Stereo Vision Probe: A New PAT Instrument for Real-time Characterisation of Particulate Systems

Research on particle shape is extremely important to many industrial applications such as pharmaceuticals, biopharmaceuticals, human health products and speciality chemicals. For example, for pharmaceuticals, the morphology can affect important properties such as dry powder density, cohesion, and flowability, that can have major impact on a company's ability to formulate drug particles into finished products. Moreover, crystal morphology can affect drug dissolution, potentially affecting formulated product bioavailability and, in extreme, resulting in a companies loss of the license to making the drug product. However, despite the availability of various Process Analytical Technology (PAT) instruments for measuring other properties of particulate systems, there have been no effective on-line instruments capable of providing real-time information on particle shape during the processing of particles in unit operations such as crystallisation, precipitation, granulation and milling. In the past few years, on-line high speed imaging has shown to be a very promising PAT instrument for real-time measurement of particle shape on-line which has resulted in the development of some new instrumentation products just released to the market such as the PVM (Process Vision system) of Lasentec (uk.mt.com), the PIA (Process Image Analyser) of MessTechnik Schwartz GmbH (www.mts-duesseldorf.de), the ISPV (In-Situ Particle Viewer) of Perdix (www.perdix.nl) in Netherlands, and the On-line Microscopy systems of GlaxoSmithKline, some of which incorporate a probe design which allows easy access to a processing reactor vessel. However, all these techniques are essentially limited in that they can only provide 2D information of the particle shape. Hence, this proposed research aims to develop a new instrument Stereo Vision Probe which can directly image the full 3D shape of particles within a practical processing reactor.

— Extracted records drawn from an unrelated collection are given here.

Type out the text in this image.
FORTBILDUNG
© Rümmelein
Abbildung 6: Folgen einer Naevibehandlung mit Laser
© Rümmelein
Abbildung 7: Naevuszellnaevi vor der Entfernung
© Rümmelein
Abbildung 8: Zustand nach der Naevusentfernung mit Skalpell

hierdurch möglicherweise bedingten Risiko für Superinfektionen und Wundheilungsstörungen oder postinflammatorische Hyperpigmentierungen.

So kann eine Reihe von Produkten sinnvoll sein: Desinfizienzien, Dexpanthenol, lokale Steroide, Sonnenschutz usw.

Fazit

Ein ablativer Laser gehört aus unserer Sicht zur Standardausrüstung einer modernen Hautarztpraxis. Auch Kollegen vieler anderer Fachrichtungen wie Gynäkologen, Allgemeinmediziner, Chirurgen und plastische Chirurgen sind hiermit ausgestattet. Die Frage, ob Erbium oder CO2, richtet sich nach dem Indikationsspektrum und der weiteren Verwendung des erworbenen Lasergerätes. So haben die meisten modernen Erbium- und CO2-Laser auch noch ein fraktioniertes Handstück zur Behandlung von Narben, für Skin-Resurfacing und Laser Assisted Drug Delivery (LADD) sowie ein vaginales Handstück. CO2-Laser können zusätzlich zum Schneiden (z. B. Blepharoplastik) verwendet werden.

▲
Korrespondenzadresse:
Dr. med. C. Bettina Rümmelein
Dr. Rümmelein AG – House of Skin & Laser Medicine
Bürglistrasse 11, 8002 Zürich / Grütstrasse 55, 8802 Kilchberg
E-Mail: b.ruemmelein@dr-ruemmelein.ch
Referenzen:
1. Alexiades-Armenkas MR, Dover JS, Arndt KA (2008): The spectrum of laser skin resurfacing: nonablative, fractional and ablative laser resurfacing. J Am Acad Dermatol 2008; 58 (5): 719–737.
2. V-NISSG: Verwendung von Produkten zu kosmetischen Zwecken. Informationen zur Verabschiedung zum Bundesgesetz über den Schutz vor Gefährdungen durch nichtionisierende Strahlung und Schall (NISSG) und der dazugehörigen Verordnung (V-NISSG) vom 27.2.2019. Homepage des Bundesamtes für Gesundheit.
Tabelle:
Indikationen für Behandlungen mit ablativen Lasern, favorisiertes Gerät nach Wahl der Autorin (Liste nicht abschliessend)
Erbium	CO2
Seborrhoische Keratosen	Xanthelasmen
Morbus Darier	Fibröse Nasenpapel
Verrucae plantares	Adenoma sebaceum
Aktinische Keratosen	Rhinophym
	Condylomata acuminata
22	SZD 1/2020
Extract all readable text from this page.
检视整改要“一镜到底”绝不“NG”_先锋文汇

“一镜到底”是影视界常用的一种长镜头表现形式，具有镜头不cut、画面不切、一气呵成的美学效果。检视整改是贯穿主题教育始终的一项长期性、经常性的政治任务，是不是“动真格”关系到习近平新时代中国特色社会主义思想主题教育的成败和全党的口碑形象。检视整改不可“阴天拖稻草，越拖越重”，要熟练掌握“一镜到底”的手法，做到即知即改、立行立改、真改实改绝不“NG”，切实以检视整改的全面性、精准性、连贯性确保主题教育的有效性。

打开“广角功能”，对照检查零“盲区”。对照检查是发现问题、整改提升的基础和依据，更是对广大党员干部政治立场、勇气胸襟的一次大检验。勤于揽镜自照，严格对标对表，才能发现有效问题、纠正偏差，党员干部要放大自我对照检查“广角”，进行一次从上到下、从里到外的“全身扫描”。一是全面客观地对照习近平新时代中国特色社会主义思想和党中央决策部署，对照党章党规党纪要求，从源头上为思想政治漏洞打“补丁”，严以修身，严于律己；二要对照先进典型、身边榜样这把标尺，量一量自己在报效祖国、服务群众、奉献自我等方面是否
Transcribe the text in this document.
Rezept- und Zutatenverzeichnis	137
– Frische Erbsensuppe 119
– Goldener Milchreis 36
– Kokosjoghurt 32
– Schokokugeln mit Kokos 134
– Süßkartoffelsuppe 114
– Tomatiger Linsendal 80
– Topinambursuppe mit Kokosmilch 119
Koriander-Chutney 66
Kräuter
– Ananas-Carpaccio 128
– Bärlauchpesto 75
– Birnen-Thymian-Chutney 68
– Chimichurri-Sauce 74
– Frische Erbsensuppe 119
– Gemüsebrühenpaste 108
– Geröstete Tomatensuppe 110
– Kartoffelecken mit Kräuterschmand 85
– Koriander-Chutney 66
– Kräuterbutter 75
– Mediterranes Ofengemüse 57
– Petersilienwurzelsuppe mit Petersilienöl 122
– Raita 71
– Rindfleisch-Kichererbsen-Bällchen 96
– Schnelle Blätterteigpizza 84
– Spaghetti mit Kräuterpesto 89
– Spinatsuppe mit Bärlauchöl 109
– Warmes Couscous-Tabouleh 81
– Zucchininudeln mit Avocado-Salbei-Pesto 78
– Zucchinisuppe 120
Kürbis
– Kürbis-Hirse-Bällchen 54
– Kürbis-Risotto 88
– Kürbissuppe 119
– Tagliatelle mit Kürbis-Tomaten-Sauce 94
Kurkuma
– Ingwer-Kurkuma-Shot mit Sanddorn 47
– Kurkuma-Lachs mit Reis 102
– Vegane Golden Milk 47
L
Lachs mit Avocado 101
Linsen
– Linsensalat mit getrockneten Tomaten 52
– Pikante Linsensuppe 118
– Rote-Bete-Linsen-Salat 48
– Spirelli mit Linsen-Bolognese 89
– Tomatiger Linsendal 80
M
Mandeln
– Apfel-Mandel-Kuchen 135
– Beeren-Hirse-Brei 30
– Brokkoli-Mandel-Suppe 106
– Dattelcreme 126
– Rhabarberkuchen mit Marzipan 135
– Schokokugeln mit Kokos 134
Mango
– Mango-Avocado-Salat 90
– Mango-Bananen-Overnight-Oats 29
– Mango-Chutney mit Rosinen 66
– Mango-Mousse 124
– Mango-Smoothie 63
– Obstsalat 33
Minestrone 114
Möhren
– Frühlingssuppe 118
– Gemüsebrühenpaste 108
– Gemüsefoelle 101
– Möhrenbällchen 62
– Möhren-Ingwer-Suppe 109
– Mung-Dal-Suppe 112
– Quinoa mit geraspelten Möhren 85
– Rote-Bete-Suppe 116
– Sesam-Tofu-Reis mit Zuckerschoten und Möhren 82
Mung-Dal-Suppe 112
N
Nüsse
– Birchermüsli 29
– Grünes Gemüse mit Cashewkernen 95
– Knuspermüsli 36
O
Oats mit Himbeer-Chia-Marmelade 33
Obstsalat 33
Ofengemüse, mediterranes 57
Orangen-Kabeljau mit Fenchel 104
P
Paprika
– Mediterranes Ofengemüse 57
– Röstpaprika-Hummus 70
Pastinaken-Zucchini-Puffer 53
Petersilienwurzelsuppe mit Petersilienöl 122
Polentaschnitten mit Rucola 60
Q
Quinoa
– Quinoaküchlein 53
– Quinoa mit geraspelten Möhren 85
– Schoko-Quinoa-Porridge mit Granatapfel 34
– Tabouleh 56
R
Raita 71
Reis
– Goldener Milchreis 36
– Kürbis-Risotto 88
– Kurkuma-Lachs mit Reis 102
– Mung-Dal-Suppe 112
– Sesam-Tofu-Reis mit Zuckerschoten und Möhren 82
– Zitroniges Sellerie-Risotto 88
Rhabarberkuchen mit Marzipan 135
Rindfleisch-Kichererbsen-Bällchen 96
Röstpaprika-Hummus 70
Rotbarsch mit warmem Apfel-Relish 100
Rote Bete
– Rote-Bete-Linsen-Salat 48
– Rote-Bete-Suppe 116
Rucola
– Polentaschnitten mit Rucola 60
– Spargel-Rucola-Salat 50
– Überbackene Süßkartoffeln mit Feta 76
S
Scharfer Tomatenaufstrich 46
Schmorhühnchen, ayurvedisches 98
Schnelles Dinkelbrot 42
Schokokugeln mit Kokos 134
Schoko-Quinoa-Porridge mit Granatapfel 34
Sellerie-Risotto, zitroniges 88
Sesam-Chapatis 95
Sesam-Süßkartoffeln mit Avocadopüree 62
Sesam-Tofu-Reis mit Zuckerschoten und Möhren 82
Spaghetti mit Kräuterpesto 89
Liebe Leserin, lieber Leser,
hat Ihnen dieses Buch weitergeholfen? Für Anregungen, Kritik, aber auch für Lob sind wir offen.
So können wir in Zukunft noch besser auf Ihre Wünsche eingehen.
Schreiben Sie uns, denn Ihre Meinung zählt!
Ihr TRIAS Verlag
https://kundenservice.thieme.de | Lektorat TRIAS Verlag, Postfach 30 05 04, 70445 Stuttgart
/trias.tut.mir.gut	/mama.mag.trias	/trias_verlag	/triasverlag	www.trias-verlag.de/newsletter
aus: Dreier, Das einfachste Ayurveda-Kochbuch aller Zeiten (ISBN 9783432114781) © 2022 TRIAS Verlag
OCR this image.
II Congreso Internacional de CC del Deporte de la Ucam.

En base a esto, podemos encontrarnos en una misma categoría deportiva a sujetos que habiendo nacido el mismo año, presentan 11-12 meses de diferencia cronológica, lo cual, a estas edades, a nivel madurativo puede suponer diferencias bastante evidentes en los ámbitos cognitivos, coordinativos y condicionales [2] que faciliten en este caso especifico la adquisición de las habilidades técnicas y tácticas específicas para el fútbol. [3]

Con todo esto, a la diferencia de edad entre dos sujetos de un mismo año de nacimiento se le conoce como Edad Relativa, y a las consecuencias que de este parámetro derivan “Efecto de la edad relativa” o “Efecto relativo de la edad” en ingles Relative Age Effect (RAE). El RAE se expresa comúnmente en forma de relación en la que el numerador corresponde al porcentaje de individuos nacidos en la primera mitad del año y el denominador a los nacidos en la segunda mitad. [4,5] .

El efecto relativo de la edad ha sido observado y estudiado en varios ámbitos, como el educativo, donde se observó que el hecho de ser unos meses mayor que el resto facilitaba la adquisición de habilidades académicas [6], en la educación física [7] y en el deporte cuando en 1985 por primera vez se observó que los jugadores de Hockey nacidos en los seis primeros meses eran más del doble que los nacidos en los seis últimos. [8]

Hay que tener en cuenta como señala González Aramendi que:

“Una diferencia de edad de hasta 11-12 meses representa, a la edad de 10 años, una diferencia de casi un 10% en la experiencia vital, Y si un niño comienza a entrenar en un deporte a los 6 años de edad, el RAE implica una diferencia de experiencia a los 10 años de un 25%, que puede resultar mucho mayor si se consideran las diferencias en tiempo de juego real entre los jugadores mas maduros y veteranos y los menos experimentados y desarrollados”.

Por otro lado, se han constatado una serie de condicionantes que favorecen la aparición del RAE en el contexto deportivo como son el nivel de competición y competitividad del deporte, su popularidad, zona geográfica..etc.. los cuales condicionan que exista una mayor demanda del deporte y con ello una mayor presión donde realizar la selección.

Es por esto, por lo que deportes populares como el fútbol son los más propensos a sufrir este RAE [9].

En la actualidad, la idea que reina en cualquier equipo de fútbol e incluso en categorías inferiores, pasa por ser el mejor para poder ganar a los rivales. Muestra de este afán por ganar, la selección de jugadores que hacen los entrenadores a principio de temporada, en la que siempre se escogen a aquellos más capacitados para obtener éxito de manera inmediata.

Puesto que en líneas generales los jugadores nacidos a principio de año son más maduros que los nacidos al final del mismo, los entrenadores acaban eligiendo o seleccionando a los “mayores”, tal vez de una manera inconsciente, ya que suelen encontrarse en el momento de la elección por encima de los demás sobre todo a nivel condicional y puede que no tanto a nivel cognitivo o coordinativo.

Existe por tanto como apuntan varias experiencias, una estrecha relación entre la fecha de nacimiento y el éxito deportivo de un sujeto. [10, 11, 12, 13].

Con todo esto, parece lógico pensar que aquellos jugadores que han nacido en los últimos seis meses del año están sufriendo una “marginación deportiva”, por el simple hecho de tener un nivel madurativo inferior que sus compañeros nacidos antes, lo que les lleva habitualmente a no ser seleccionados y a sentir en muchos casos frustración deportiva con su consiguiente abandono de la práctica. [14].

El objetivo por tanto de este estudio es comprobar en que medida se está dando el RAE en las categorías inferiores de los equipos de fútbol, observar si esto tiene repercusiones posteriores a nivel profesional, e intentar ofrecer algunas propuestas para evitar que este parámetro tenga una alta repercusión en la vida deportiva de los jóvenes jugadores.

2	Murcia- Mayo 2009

This basic mode of operation is based on the mathematical principle that if the 2D images of an object are obtained from two different angles, the full 3D particle shape can be recovered. The potential impact on research capability and industrial applications is predicted to be major but the proposed research will focus on the development of the Stereo Vision Probe and the 3D construction method from the two 2D images obtained from two different angles. The testing of the system will be mainly via the use of a variable temperature crystallisation cell.